Je suis coopérateur de Crédal. Y investir son argent donne un sens humain ou social à sa richesse. Si on contribue à son environnement social direct, tout le monde est gagnant!


J'ai appris l'existence de Crédal il y a quelques années, via une émission radio sur la finance alternative et les échos de quelques amis. Travaillant comme informaticien indépendant pour des banques, j'ai décidé de devenir coopérateur de Crédal parce que cette coopérative permet l'accès à des petits financements et pour un particulier, y investir son argent donne un sens humain ou social à sa richesse.


Crédal occupe une niche particulière dans le secteur financier, délaissée par les banques traditionnelles. Je ne critique pas celles-ci, elles jouent un rôle essentiel dans le fonctionnement de la société: elles rassemblent l'épargne et l'investissent, ce que des particuliers ne pourraient pas faire. Elles évitent donc que l'argent « dorme » et le font fructifier. Mais ce faisant elles ont délaissé le financement de petites activités coûteuses en temps, eu égard à ce que ces activités rapportent.

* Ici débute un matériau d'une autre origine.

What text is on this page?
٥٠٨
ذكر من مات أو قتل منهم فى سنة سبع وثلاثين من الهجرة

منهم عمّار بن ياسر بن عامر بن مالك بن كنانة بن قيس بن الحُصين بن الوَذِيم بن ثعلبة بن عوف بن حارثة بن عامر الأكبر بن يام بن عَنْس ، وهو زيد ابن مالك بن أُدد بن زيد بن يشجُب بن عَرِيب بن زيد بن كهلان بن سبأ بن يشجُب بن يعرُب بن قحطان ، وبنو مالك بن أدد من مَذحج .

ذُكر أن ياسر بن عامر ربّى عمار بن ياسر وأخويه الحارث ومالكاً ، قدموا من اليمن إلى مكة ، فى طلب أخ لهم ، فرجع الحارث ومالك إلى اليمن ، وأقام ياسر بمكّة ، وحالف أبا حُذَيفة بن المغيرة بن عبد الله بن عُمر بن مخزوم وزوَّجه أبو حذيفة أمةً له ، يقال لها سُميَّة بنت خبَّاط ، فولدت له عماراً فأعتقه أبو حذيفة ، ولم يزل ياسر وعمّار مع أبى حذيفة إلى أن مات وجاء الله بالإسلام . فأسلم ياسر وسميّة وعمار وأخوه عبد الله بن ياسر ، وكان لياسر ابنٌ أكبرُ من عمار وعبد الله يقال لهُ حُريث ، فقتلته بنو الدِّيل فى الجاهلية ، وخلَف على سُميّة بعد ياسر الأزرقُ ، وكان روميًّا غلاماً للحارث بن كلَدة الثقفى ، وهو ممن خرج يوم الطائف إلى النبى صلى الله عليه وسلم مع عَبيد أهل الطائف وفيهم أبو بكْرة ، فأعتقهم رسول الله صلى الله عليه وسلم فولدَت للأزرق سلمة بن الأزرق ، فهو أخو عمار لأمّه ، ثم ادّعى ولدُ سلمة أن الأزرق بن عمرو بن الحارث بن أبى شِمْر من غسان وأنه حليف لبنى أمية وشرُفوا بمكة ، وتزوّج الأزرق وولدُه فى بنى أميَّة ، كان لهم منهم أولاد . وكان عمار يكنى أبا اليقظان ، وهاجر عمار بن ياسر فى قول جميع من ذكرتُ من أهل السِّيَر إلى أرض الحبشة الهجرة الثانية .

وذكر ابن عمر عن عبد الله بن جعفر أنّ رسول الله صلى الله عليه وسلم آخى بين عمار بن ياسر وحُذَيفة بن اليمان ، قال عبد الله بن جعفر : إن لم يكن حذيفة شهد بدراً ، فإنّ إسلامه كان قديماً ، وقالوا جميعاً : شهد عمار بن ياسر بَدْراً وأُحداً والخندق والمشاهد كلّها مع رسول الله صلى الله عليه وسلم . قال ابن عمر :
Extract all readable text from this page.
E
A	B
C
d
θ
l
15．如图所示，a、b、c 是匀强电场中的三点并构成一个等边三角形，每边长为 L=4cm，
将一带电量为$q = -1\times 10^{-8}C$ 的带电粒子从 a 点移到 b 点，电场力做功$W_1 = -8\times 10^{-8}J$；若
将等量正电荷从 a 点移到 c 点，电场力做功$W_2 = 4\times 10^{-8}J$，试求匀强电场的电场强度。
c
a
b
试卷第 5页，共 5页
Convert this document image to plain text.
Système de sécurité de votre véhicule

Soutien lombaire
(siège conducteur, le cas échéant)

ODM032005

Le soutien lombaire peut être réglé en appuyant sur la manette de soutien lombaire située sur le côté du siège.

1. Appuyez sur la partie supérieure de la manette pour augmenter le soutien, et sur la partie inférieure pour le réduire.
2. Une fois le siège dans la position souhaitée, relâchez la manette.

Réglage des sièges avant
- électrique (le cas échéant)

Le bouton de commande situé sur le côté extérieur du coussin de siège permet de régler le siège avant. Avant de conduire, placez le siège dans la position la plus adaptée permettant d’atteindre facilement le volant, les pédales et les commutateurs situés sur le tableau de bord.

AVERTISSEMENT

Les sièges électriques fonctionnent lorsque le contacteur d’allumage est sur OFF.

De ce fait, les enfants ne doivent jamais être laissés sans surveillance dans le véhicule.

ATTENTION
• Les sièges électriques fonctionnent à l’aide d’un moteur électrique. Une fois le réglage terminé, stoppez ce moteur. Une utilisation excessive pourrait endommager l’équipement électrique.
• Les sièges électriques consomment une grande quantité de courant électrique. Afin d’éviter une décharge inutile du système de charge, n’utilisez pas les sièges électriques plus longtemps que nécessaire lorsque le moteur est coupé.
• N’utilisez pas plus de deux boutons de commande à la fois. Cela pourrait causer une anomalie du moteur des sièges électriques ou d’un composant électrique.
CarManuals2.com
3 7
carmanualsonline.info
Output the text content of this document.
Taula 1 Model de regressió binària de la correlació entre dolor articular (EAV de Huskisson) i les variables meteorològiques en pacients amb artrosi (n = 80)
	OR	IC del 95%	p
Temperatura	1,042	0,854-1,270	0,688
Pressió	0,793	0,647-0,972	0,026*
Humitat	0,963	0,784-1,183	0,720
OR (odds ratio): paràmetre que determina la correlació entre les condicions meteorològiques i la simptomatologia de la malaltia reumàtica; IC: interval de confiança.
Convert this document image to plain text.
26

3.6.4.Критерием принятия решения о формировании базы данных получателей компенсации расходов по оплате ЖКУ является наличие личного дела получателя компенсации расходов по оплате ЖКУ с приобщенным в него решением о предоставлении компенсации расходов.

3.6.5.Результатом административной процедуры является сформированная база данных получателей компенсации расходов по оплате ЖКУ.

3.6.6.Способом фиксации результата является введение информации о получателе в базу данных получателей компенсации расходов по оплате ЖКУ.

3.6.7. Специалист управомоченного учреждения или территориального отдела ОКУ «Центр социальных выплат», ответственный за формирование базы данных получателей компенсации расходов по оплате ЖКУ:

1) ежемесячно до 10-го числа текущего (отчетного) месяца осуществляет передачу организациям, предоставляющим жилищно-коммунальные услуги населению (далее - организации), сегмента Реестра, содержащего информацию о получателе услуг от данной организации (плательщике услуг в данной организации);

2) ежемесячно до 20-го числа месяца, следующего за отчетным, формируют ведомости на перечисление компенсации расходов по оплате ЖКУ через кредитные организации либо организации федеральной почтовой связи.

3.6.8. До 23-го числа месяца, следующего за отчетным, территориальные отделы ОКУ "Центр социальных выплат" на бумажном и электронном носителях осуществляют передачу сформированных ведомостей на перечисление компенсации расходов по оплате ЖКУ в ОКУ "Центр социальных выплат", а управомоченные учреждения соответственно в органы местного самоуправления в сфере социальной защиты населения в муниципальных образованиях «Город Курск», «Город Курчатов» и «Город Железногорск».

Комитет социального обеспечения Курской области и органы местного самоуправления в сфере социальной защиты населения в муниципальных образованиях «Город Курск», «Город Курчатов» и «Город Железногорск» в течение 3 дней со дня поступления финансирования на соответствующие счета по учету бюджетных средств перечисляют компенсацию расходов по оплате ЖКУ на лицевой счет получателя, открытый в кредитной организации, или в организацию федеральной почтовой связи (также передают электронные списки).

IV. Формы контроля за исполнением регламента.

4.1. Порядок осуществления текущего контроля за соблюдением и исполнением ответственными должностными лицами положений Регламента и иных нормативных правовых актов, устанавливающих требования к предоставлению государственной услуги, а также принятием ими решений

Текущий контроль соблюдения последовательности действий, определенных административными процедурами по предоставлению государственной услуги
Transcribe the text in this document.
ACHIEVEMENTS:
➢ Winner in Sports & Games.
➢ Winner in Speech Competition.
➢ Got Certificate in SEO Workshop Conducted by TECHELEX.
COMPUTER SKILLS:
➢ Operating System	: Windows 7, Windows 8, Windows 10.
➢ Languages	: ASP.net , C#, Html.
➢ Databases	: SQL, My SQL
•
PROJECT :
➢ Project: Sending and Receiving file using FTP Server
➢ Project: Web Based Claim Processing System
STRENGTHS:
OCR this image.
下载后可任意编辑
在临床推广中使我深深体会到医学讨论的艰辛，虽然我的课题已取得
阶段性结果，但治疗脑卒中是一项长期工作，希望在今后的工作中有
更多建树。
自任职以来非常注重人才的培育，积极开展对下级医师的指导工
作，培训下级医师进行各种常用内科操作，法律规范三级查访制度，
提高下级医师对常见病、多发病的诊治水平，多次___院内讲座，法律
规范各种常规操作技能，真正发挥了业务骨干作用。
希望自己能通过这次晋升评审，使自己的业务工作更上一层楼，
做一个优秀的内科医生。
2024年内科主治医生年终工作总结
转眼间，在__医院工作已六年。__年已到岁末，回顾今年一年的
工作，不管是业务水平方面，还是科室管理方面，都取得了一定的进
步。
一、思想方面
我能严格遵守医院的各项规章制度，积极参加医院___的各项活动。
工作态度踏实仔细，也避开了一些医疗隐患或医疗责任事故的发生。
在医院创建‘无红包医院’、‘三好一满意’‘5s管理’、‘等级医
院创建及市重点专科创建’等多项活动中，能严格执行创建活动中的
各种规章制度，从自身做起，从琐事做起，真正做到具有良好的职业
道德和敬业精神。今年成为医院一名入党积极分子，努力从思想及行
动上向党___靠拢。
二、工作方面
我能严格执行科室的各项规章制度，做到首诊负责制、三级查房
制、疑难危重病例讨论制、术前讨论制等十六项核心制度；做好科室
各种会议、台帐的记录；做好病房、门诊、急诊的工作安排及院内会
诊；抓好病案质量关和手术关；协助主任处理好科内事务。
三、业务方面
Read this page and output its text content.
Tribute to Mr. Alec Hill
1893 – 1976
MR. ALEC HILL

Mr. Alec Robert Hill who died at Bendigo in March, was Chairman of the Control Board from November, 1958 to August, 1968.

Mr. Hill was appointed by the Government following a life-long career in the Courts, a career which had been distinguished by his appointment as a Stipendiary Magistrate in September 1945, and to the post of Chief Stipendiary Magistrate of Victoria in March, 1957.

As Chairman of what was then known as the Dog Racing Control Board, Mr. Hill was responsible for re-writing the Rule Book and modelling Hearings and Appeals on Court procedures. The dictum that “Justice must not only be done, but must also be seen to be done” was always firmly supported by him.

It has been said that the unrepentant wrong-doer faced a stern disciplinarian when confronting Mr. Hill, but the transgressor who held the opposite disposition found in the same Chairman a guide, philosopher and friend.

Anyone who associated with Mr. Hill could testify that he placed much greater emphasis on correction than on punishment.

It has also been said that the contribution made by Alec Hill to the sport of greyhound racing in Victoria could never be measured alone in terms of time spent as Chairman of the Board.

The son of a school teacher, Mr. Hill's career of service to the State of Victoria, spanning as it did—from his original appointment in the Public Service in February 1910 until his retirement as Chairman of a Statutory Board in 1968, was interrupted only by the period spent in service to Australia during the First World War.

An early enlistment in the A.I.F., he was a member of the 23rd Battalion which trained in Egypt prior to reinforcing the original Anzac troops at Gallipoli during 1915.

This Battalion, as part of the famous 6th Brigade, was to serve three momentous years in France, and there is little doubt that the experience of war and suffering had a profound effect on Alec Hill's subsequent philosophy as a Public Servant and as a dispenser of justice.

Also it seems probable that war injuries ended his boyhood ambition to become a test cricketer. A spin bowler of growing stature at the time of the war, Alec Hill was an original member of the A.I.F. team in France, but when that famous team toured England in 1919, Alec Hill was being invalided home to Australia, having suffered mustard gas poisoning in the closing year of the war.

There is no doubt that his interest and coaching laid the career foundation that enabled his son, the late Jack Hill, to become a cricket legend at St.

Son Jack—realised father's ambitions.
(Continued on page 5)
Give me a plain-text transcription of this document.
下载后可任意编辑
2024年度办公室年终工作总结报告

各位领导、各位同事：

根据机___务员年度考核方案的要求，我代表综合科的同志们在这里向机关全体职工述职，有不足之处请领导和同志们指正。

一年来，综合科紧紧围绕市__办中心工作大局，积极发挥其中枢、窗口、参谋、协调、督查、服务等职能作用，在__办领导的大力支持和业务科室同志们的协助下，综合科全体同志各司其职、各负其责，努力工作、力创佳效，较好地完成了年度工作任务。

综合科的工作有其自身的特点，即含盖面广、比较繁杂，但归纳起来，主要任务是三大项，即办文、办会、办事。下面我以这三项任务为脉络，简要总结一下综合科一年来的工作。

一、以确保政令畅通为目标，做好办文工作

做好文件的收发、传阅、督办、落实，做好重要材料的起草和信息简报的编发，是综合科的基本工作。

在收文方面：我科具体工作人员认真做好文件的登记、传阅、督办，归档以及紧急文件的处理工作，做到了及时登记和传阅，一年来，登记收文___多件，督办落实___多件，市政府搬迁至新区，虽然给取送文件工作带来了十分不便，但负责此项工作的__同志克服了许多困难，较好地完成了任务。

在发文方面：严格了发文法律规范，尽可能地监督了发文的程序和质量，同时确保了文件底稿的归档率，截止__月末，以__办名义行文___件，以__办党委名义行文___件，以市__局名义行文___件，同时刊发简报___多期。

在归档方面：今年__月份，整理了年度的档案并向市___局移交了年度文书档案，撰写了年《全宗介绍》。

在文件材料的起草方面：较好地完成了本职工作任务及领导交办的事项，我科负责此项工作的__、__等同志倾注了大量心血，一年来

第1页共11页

Crédal, par sa taille et son objet, ne peut prétendre faire la même chose que les banques traditionnelles. Son but n'est pas non plus de faire du bénéfice à deux chiffres. Elle travaille à une échelle micro et investit dans des marchés précis. Le capital placé y est rémunéré via la compensation de l'inflation, il échappe donc à l'érosion. Ce n'est peut-être pas le placement le plus rentable, mais est-ce bien nécessaire? C'est surtout un placement éthique et humain. Si on contribue à son environnement social direct, tout le monde est gagnant!